Machine learning aims to generate predictive models from sets of training data; such activities are typically comprised of three parts: input data, output data, and the predictive model trained to compute output data from input data (Figure 1A; Camacho et al., 2018). Although modern machine learning methods can assemble high-fidelity input-output associations from training data, the functions comprising the resulting trained models often do not possess tangible biochemical analogs, rendering them mechanistically uninterpretable. Consequently, predictive models generated by such (black-box) machine learning activities are unable to provide direct mechanistic insights into how biological molecules are interacting to give rise to observed phenomena. To address this limitation, we developed a white-box machine learning approach, leveraging carefully curated biological network models to mechanistically link input and output data (Yu et al., 2018b).

h/t Anne Trafton of MIT News, “Painting a Fuller Picture of How Antibiotics Act”:

Markus Covert, an associate professor of bioengineering at Stanford University, says the study is an important step toward showing that machine learning can be used to uncover the biological mechanisms that link inputs and outputs.
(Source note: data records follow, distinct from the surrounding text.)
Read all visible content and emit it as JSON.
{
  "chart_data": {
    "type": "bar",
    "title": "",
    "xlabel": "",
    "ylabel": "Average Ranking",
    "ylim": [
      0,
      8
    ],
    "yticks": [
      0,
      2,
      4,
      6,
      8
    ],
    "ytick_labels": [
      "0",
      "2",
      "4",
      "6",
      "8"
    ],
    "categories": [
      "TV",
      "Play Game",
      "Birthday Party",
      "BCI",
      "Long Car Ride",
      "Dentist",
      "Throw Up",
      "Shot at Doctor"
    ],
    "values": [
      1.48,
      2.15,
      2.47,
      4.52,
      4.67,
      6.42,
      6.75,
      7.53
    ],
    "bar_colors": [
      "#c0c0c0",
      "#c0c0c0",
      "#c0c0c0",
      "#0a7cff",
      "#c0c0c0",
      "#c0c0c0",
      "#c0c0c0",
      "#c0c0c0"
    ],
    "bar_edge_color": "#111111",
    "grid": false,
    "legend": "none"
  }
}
“Biology, especially for medical applications, is all about mechanism,” says Covert, who was not involved in the research. “You want to find something that is druggable. For the typical biologist, it hasn’t been meaningful to find these kinds of links without knowing why the inputs and outputs are linked.”

An engine of discovery

from the preface to Cell Biology by the Numbers, Ron Milo and Rob Phillips:

One of the great traditions in biology’s more quantitative partner sciences such as chemistry and physics is the value placed on centralized, curated quantitative data. Whether thinking about the astronomical data that describes the motions of planets or the thermal and electrical conductivities of materials, the numbers themselves are a central part of the factual and conceptual backdrop for these fields.  Indeed, often the act of trying to explain why numbers have the values they do ends up being an engine of discovery.